Déversement des eaux usées : la rivière polluée sur des kilomètres entre Mare-Chicose et Riche-en-Eau

La région de Riche-en-Eau est la plus touchée par ce problème qui est observé depuis le début de la semaine. Du côté des autorités, on fait ressortir que c’est la première fois en 20 ans qu’une telle situation se produit.

Une odeur nauséabonde gagne nos narines malgré le port du masque. Nous apercevons également de l’écume à plusieurs endroits… Depuis lundi, des eaux usées se déversent dans la rivière entre Mare-Chicose et Riche-en-Eau, sur une distance d’environ 4 kilomètres.

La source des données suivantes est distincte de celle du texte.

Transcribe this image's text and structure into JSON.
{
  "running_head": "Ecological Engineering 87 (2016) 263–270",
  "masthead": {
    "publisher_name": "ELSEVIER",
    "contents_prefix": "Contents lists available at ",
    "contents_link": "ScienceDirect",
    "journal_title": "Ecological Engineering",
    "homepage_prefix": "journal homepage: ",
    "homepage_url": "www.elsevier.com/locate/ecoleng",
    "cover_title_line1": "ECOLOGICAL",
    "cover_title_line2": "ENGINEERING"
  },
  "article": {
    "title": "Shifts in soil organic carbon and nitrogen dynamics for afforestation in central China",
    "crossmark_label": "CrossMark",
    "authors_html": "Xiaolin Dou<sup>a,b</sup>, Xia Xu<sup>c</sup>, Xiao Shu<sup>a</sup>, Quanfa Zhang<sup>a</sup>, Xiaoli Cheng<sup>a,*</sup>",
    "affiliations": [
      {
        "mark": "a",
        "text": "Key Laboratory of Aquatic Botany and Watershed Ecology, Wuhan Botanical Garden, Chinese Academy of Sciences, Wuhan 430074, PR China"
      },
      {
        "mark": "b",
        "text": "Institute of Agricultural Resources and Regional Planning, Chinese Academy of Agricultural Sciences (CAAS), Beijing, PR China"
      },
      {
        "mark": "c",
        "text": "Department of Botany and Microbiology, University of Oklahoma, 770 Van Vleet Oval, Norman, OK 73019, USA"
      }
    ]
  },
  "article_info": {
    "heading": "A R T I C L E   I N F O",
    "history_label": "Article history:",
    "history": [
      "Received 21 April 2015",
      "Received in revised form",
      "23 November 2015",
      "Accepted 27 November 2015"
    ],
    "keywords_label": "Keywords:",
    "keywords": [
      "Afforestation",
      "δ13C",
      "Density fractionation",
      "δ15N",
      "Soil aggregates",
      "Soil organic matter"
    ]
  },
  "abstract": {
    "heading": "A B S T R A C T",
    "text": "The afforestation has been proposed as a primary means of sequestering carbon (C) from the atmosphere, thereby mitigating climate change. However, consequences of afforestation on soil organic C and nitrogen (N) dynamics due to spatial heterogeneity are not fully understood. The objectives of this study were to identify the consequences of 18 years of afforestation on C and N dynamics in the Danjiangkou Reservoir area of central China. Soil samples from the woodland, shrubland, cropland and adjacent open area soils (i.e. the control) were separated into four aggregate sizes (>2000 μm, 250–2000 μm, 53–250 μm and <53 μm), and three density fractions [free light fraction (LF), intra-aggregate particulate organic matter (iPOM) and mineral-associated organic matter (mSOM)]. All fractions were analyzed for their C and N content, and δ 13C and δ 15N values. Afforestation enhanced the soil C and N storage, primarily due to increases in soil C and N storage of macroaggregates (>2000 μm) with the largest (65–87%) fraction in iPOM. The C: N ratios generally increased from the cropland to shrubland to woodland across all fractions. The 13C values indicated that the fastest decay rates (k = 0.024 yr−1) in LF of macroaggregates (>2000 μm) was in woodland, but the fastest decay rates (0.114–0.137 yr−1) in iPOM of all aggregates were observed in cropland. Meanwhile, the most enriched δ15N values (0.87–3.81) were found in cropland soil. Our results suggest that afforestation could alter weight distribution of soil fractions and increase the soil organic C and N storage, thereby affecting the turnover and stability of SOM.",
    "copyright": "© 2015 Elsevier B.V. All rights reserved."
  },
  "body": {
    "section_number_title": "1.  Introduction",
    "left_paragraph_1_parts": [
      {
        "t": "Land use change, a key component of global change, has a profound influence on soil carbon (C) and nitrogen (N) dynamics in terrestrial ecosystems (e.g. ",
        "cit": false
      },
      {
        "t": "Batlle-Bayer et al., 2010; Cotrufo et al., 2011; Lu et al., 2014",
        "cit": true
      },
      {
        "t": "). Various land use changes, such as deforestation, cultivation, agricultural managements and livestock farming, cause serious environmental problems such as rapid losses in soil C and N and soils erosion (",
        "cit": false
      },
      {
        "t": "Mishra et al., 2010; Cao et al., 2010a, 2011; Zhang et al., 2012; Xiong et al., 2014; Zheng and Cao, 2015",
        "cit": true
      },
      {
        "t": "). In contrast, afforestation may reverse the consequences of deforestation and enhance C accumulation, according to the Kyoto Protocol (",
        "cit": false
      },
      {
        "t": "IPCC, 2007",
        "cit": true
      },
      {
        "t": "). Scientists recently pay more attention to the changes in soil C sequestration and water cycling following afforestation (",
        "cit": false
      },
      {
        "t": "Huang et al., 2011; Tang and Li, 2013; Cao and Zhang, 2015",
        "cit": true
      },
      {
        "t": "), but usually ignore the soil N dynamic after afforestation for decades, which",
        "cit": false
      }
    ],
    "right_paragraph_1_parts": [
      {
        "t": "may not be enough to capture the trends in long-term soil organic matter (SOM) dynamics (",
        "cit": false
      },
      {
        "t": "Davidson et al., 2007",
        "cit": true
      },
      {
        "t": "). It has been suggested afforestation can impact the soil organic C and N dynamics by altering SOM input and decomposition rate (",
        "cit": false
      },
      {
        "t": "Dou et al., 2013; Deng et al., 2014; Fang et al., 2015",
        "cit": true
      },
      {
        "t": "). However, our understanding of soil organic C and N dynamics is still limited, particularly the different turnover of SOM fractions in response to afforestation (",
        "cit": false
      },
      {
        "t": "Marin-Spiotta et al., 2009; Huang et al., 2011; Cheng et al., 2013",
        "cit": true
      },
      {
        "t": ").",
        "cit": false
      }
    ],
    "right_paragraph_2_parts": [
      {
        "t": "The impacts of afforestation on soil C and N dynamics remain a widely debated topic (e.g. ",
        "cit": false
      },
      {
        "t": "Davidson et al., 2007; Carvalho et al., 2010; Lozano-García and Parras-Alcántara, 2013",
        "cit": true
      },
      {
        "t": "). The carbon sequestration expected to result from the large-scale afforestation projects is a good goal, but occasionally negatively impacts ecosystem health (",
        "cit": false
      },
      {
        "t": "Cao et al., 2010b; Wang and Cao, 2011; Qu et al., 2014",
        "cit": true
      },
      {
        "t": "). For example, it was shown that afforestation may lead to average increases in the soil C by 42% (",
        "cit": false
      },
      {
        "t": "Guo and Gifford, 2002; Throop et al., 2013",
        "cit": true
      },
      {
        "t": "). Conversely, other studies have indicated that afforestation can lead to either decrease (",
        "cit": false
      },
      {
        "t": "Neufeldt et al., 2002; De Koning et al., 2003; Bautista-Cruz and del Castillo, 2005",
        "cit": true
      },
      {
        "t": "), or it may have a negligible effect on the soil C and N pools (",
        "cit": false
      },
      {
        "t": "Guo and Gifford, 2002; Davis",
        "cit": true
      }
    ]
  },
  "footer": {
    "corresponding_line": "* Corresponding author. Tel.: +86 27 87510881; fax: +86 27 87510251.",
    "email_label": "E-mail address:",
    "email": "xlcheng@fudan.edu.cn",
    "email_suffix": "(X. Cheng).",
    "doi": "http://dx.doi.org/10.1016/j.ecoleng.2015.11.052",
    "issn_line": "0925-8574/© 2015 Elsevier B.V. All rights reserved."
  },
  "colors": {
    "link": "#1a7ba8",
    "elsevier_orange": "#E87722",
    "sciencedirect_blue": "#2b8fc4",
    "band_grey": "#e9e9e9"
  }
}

Les autorités en ont été informées. « Malheureusement, rien n’a été fait en quatre jours », fulmine Nitin Jeeha, un élu du conseil de district de Grand-Port. Ce problème était au cœur d’une réunion hier au ministère de l’Environnement.

C’est au dépotoir de Mare-Chicose qu’aurait débuté le problème. Sur place, nous constatons en effet une eau de teinte foncée qui se dégage des canalisations. Celle-ci se déverse dans la rivière, affirme Nitin Jeeha. « Nous avons été alertés par les habitants le lundi 4 avril et après une visite sur place, nous avons constaté l’ampleur des dégâts », fait-il savoir.

Selon Nitin Jeeha, « cette eau contient des produits chimiques et toxiques et risque de nuire à la santé des habitants. Elle provient directement du dépotoir de Mare-Chicose ». Un échantillon de cette eau a été conservé pour des analyses dans le privé afin d’en déterminer la composition.

De son côté, Ramesh Doolub, le président du village de St-Hubert, se désole de cette situation. Plusieurs habitants viennent au quotidien pêcher dans cette rivière, fait-il savoir. « Tous les jours, le salaire de certaines familles dépend de cette rivière, ils pêchent des chevrettes, des écrevisses et même des anguilles jusqu’à fort tard la nuit pour pouvoir les vendre par la suite. Désormais tout cet environnement a été détruit en raison de la négligence de certains », lâche-t-il.

Si Riche-en-Eau demeure la plus touchée par cette situation, cette pollution s’étendrait vers d’autres régions du sud-est, soutient le président du village de St-Hubert. « Nous appelons les autorités à réagir rapidement afin que cesse ce désastre », dit Ramesh Doolub avec force.
Les habitants, eux, ne cachent pas leur révolte. D’autant que cette situation leur cause énormément de tort, ainsi qu’à l’environnement. Claudine Askurun, la vice-présidente du village, fait valoir que cela représente un réel danger pour les habitants. Tandis que Jeremiah, un jeune du village, est sidéré par ce spectacle. « Je venais souvent ici avec des amis et des proches pour des parties de pêche. Voir cette rivière dans un tel état me révolte. »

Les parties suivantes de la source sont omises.